Poetry composition is, of course, not unique among creative endeavors in embodying this balancing act between freedom and restraint. Any meaningful act of creativity in any domain—from music, to visual art, to science and mathematics—involves an exercise of freedom within a system of constraints. As fundamental to creativity as this principle has long been considered, its operation within specific acts of creation has until recently been largely based on anecdotal evidence. Recent neuroimaging research, however, has made it possible to see this interplay between freedom and restraint at work in the brains of people engaged in various acts of creativity. Much of this research has focused on the interaction between two distinct, and often competing, brain networks—the default network and the executive control network.
The default network, comprising “midline and posterior inferior parietal regions that show increased metabolic activity in the absence of most externally presented cognitive tasks,” is most active when the brain is “at rest” in the sense that it is not actively engaged in a task that requires focused attention. Sometimes called the “mind-wandering” network, the default network is involved in “spontaneous and self-generated thought” such as mental simulation, retrieval of autobiographical memories, and projections of future events. The executive control network, comprising “lateral prefrontal and anterior inferior parietal regions,” is involved in cognitive processes that “require externally directed attention.” Any task that demands your full concentration--from remembering a phone number, to working a Calculus problem, to pulling a block from a Jenga tower—engages your executive control network.
The default and the control networks are most often in competition with each other. When we are engaged in an external task that requires our full attention, it is our executive control network that keeps our minds from wandering off of that task to memories of yesteryear or dreams of tomorrow. On the other hand, when our mind is on full wandering mode drifting hither and yon wherever the neural wind blows it, the executive control network is offline and it takes an act of supreme willpower to engage it once again to focus our attention on an external task. In stark contrast to their typically antagonistic relationship, however, during activities that require creative thinking the default and control networks of the brain actually appear to work together.
Several recent studies have used whole brain functional connectivity analysis to assess dynamic interactions between brain regions during creative activities including musical improvisation, visual art, creative writing, and lyrical improvisation (such as freestyle rap).

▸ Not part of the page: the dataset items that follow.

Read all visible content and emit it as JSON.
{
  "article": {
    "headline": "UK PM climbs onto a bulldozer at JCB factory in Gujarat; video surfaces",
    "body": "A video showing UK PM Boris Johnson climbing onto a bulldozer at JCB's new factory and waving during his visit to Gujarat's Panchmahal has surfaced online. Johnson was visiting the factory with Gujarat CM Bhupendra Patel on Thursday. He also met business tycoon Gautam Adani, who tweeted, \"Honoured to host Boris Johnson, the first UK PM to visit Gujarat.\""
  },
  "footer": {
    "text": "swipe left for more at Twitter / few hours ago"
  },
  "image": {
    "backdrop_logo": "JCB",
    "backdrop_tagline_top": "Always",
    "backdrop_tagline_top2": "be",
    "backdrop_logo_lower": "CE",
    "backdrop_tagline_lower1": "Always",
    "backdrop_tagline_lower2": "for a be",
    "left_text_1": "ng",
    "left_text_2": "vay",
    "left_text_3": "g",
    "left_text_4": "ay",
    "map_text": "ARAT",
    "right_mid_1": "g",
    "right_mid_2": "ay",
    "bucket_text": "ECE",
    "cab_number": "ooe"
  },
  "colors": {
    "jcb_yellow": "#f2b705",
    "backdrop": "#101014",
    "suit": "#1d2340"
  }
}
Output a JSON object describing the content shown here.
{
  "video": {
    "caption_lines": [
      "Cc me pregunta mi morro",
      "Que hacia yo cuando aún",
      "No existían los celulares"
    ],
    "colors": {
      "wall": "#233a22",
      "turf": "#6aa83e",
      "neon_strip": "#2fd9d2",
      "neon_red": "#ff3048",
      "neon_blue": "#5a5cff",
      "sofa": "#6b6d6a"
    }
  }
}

In each of these studies, acts of creative thinking were accompanied by increased functional connectivity between regions of the brain involved in the default network and those involved in the control network. Other studies exploring creative thinking not tied to a specific domain (e. g. alternative usage tasks, where people are asked to think of novel and appropriate uses for common objects), showed a similar coupling between default and control networks.
Researchers conclude from these results that creative thinking is a two-stage process comprising idea generation, a “bottom-up process associated with diffuse attention,” and idea evaluation, a top-down process involving “focused attention and cognitive control.” In other words, during an act of creation, the default network combines elements of our memory in novel ways to “generate candidate ideas,” and our control network constrains and directs this generation process to meet the demands of whatever “task-specific goals” may be in play.
This neural network cooperation is clearly evident on The Tonight Show’s “Wheel of Freestyle.” When Lin Manuel Miranda is presented with the words “dinosaur, pumpkin pie, and Darth Vader,” his brain’s default network rifles through his memory for facts, experiences, and images that have some tenuous connection with the presented words, and his control network evaluates the semantic relevance of these ideas to the word list and to each other, while at the same time arranging the generated ideas in ways that fulfill the syntactical, metrical, and rhyming constraints of the task. And all of this takes place in the span of about ninety seconds. It’s no wonder that Jimmy Fallon is blown away with astonishment.